JNK suppresses cAMP-stimulated melanogenesis in melanocytes. (A-C) Mel-Ab cells were treated with anisomycin (ANS), FSK, or anisomycin + FSK for 96 h and examined for melanin content (A, B) and expression of melanogenic genes (C). Bars = 2000 µm in A and B. (D) Melanin content of Mel-Ab cells treated with SP600125, Ro31-8220, or Ro31-8220 + Sp600125 for 96 h. (E, F) Control (shUsi) or CRTC3 knockdown (shCRTC3i) Mel-Ab cells were treated with (E) Ro31-8220 (Ro31), FSK, or Ro31-8220 + FSK or (F) anisomycin (ANS), FSK, or anisomycin + FSK for 96 h and melanin content measured.

Figure 6

Ro31-8220 suppresses UVR-induced melanin accumulation in melanocyte-keratinocytes cocultures and ex vivo human skin. (A) Human primary melanocytes and keratinocytes in co-culture were treated with FSK or pretreated with Ro31-8220 or anisomycin (ANS) followed by FSK treatment. After 96 h, melanin content was examined. (B) Human primary melanocytes and keratinocytes co-culture were treated with ET-1/SCF or pretreated with Ro31-8220 or anisomycin (ANS) followed by ET-1/SCF. After 96 h of treatment, melanin content was examined. Ex vivo human skin tissues were exposed to UVB (150 mJ/cm²) or co-treated with Ro31-8220 plus UVB. After 96 h, skin tissues were harvested. (C) Quantification of melanin accumulation (melanin index). (D) Representative images of Fontana-Masson-stained paraffin-embedded sections treated with vehicle (CTRL), UVB + vehicle, or UVB + Ro31-8220. Bars = 100 µm. (E) Microscopic images of melan-A immunohistochemistry for melanocyte staining. Arrow heads indicate positive melan-A staining (Red color) Bar = 100 µm. (F) Protein expression of melanogenic genes in human skin tissue exposed to vehicle only (CTRL), UVR, or UVR+Ro31-8220 as assessed by western blotting.

Figure 7

Schematic model of melanogenic modulation by JNK-CRTC3/CREB-MITF signaling.
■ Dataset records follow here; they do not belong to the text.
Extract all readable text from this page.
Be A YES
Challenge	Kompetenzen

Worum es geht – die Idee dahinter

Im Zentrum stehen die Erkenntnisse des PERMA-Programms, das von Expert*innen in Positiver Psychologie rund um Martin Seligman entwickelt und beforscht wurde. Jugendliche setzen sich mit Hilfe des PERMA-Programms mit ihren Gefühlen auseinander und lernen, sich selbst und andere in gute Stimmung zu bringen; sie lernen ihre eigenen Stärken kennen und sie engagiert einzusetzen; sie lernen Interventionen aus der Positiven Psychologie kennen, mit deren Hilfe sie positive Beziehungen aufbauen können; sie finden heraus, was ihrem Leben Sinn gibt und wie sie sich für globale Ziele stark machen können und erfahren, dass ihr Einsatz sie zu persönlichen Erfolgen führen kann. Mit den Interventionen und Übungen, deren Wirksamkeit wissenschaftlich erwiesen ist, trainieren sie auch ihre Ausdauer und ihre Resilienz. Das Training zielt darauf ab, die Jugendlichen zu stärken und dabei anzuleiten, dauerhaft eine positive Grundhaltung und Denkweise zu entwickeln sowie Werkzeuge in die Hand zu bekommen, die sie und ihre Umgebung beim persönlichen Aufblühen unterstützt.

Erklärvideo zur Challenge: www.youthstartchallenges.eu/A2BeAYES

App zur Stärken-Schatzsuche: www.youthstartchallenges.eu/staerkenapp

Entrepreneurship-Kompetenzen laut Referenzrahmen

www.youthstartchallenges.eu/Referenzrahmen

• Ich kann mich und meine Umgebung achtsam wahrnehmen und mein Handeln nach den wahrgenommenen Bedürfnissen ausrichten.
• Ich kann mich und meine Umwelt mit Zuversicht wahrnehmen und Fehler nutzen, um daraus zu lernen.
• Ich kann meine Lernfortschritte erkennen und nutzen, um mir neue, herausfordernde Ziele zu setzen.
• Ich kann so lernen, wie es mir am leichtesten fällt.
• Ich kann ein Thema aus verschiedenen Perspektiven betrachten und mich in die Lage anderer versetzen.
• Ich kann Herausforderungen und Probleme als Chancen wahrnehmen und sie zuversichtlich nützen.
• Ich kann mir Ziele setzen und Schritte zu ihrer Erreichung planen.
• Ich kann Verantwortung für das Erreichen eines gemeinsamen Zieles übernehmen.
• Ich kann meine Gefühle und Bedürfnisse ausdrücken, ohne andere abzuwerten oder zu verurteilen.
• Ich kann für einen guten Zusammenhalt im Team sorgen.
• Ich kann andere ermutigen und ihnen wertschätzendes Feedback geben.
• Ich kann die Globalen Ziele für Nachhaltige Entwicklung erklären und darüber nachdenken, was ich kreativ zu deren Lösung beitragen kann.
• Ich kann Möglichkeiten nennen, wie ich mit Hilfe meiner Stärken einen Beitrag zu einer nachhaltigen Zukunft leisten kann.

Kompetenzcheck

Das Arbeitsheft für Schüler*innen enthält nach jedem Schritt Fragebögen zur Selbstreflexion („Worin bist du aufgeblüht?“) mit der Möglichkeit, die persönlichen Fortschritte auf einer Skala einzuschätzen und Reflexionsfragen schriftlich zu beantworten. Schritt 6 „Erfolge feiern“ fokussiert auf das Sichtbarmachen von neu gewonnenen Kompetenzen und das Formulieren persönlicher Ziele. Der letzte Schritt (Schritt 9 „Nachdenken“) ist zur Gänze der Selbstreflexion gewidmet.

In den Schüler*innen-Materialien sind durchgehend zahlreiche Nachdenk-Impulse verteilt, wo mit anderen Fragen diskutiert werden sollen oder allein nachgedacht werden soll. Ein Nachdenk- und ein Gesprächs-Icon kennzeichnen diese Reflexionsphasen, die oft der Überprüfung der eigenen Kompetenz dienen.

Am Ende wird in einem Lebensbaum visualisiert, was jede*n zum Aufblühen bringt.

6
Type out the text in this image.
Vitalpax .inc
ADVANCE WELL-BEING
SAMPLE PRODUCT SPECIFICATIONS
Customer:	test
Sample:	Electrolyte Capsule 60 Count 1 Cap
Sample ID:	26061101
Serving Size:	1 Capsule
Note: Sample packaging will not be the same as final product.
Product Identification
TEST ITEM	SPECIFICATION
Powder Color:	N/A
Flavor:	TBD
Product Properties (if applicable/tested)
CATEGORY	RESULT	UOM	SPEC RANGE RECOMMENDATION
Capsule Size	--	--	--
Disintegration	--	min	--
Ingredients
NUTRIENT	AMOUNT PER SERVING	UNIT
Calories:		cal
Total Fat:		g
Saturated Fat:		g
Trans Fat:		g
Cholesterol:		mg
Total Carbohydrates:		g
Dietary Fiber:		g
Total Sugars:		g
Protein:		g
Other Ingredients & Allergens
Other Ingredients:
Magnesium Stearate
In response to UVR exposure, αMSH secreted from keratinocytes activates melanocortin receptor 1 (MC1R) on melanocytes, which in turn triggers cAMP generation, PKA activation, CREB phosphorylation, and nuclear entry of CRTC3, which promotes MITF expression and induction of downstream melanogenic genes. Activation of JNK by RO31-8220 or anisomycin directly phosphorylates CRTC3, thereby inhibiting nuclear translocation and suppressing UV-induced MITF expression and melanogenesis.